Mark Calabria, a former top aide to Shelby, said the lawmaker suggested the FDIC in part because of Chairman Sheila Bair, a Republican who is still seen as very pro-consumer but who shares fears about letting consumer protections trump safety and soundness regulations.
"The FDIC was partly driven by how much they know Dodd likes Sheila Bair," said Calabria, the director of financial regulation studies at the Cato Institute. "I think there was a feeling that at least the FDIC is more sympathetic to what they've tried to achieve. The FDIC obviously already has a board that mirrors the regulatory community. … In some sense it's pretty close to having a council do it in that you already have financial regulators on board."
But William Isaac, a former FDIC chairman, said he preferred a consumer protection council.
"Of those ideas I think that the Shelby proposal for a council led by a presidential appointee with FIRA and the FDIC on its board is the one that offers the most promise of breaking this deadlock," said Isaac, the chairman of LECG Global Financial Services. "It creates a separate unit to oversee the consumer activities but it forces it to coordinate with the banking agencies by putting them on the board that actually controls it."
Asked about the proposal on Monday, FDIC Chairman Sheila Bair reiterated that the FDIC has endorsed the creation of a new agency with rulemaking, not enforcement, powers but did not address whether she would be willing to support placing a division within her agency.
While Corker is pushing the Fed to house a new consumer division, many questioned whether that idea made sense for Democrats. Dodd has sharply criticized the Fed for its failure to use existing consumer protection powers before the crisis. "Since Dodd's hobbyhorse has been 'we are only here because the Fed failed on Hoepa' … it would be sort of surprising," Calabria said.
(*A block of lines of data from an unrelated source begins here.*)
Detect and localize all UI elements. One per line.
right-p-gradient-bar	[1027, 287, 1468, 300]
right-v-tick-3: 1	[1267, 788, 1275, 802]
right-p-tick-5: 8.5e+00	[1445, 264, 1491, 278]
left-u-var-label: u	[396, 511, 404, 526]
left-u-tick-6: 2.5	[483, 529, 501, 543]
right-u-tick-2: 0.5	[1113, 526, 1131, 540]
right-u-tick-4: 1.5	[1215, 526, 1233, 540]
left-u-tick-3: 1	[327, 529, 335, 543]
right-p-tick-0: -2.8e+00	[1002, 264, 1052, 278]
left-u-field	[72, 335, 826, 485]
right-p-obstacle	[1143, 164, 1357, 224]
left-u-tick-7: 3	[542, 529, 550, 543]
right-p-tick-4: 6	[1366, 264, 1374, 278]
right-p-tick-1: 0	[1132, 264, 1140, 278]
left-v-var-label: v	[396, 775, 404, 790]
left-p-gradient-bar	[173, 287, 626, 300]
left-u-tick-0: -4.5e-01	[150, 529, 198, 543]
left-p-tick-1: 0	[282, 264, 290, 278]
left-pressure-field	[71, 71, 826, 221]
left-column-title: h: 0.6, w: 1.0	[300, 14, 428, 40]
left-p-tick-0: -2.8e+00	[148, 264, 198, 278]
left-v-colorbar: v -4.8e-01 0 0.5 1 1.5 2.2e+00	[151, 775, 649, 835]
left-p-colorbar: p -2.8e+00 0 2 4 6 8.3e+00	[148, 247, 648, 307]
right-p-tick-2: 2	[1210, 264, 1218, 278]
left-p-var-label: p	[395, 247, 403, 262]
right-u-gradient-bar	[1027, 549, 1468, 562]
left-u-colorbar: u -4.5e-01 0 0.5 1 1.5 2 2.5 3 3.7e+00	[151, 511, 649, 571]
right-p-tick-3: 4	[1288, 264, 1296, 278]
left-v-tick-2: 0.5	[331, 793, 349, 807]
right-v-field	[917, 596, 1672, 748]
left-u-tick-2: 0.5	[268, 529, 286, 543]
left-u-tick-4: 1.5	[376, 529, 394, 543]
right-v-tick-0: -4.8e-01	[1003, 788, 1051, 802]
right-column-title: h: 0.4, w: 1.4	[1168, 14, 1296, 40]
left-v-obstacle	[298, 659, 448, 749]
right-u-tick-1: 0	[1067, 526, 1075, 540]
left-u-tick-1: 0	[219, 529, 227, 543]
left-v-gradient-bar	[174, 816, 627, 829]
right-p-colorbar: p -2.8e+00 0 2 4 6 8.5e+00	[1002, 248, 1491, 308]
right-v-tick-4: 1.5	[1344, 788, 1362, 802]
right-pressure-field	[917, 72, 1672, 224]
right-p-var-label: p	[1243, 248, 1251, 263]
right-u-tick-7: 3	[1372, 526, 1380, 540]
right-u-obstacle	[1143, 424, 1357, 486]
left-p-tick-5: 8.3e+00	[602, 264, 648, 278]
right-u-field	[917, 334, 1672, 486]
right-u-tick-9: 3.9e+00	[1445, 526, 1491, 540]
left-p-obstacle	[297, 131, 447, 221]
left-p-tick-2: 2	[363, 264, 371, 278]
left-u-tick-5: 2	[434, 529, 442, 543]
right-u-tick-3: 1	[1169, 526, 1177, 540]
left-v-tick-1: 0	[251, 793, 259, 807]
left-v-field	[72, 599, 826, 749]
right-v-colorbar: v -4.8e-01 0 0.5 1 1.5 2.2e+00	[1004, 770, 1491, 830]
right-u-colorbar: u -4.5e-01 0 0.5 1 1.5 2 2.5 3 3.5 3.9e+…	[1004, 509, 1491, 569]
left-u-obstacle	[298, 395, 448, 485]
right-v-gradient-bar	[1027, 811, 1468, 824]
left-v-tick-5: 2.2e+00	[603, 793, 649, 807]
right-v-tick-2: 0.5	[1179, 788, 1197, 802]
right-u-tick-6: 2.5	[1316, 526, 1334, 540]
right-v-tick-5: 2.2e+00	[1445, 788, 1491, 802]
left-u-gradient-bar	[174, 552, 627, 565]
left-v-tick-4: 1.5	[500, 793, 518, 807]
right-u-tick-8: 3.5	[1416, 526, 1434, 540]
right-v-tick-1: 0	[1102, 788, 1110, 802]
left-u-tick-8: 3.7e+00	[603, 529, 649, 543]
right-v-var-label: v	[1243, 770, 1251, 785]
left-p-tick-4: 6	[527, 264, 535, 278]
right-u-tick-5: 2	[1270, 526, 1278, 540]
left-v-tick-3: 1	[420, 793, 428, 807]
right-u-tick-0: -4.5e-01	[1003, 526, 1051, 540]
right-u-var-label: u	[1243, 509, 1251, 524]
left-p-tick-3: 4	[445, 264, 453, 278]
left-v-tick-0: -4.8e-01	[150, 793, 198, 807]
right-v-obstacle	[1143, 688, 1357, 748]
None of the alternatives, meanwhile, appear acceptable to consumer groups. Travis Plunkett, the legislative director for the Consumer Federation of America, said even Dodd's suggestion to put a bureau into the Treasury was too soft. "We're very troubled by it. The main concern overall we thought it compromised the autonomy of consumer protection," Plunkett said.
Still, several observers said lawmakers do not appear that far apart, and predicted a deal could be struck.
"In my experience when you get at this point in Washington, D.C., where everyone is saying 'we need a bill' you find a way to compromise," said William Longbrake, an executive in residence at the Robert H. Smith School of Business at the University of Maryland.